June 30, 2004
Internet service providers are off the hook when it comes to paying royalties on music content downloaded by individual users, said the Supreme Court of Canada. In Canadian Association of Internet Providers, et al. v. Society of Composers, Authors and Music Publishers of Canada, et al., the court's nine to zero ruling held that ISPs are conduits and it is both impractical and unfair to expect them to monitor and pay tariffs on the vast flow of Internet-accessible content.
The ruling sounded a sour note for content producers and publishers, who are now left to sue individual users if they want to collect royalties for copyright infringement.

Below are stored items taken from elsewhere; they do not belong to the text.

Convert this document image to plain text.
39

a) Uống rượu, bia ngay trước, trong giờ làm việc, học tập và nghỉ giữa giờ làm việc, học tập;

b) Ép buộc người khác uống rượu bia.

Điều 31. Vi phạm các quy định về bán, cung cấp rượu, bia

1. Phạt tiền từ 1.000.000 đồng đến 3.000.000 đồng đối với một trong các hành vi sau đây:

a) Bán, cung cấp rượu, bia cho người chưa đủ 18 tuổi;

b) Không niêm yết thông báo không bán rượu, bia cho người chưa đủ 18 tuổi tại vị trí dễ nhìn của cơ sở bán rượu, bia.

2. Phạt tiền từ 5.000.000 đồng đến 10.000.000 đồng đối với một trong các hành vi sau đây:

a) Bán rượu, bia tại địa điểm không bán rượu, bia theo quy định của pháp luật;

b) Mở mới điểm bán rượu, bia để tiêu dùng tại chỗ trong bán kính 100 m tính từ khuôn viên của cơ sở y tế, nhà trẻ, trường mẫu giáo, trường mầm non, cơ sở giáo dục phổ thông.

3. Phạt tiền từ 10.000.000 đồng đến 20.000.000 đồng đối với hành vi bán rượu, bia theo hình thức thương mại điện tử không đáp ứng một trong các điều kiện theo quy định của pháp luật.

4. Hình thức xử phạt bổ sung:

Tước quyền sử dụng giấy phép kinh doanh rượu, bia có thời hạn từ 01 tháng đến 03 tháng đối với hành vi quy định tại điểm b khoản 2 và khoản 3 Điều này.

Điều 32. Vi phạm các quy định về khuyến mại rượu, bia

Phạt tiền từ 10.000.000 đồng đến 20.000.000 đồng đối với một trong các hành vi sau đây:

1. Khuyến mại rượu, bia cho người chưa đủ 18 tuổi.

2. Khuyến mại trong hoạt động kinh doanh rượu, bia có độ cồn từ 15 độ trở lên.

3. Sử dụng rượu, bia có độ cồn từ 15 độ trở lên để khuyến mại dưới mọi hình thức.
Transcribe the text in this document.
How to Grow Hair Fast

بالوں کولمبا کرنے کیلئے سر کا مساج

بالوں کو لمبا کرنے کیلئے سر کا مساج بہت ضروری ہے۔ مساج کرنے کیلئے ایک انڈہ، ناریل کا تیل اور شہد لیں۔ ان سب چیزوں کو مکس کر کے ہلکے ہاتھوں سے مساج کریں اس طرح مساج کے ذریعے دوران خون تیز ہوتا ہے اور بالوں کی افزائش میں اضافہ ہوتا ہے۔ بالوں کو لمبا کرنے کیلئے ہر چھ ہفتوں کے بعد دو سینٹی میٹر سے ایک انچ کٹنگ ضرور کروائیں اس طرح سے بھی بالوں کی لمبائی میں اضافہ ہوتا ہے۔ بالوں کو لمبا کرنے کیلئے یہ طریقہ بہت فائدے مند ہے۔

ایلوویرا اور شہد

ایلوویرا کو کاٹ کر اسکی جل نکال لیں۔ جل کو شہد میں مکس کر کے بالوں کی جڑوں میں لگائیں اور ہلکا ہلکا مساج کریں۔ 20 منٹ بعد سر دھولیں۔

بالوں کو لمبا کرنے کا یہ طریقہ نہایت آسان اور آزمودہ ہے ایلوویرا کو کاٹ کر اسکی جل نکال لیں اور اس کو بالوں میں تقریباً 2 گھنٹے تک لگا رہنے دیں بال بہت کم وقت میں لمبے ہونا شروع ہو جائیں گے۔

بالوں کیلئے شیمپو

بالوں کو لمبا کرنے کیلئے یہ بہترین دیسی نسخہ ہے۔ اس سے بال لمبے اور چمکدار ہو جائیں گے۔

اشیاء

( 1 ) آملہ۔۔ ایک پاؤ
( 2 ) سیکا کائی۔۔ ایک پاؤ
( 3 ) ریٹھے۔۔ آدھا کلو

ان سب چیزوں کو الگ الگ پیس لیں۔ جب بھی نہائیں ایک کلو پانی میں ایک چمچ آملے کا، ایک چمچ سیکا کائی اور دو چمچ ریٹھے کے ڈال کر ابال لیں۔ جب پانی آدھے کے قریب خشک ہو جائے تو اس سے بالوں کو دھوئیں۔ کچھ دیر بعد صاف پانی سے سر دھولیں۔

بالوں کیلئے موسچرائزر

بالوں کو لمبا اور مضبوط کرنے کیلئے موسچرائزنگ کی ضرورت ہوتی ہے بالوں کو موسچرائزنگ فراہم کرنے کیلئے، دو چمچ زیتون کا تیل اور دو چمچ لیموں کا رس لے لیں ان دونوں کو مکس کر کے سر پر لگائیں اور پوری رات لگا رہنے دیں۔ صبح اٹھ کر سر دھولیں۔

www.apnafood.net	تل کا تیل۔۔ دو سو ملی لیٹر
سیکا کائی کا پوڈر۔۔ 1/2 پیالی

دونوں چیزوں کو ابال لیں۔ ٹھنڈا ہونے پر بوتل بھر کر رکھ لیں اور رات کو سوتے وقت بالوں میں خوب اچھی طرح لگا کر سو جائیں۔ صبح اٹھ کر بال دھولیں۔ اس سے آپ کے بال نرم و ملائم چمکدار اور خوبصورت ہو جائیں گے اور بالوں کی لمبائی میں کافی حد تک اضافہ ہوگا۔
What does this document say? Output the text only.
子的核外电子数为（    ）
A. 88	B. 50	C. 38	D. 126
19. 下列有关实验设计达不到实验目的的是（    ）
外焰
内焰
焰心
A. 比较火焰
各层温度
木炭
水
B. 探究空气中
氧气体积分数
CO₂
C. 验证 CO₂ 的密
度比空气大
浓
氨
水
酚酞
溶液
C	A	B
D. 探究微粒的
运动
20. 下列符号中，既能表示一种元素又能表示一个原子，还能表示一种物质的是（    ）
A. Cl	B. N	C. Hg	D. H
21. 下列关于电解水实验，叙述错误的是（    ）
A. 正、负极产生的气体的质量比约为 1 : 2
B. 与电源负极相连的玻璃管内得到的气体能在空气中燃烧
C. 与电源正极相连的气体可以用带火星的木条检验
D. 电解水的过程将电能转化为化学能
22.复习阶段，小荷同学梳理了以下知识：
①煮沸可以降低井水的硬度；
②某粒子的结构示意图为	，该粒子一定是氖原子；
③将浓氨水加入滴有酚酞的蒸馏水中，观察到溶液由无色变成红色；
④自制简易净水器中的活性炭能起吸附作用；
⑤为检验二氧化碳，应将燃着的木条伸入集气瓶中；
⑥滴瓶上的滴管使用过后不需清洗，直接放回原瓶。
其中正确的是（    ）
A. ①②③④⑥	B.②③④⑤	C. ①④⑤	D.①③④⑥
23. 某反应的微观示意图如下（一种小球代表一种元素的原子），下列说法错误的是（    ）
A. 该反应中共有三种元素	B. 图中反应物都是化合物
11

Mr. Justice Ian Binnie, speaking for the majority, emphasized the importance of protecting the Internet's revolutionary capacity to disseminate works of the arts and intellect for the benefit of Canadians. "Its use should be facilitated rather than discouraged," he said. "But this should not be done unfairly at the expense of the creator of the works. The Internet presents a particular challenge to national copyright laws, which are typically territorial in nature."
The ruling carefully skirts the issue of whether service providers can be found liable for the transmission of defamatory text or material that infringes Criminal Code provisions, commented Andrew Bernstein. "This is clearly a pro-Internet, pro–service provider decision, but the court has left open how it will deal with other areas as they arise."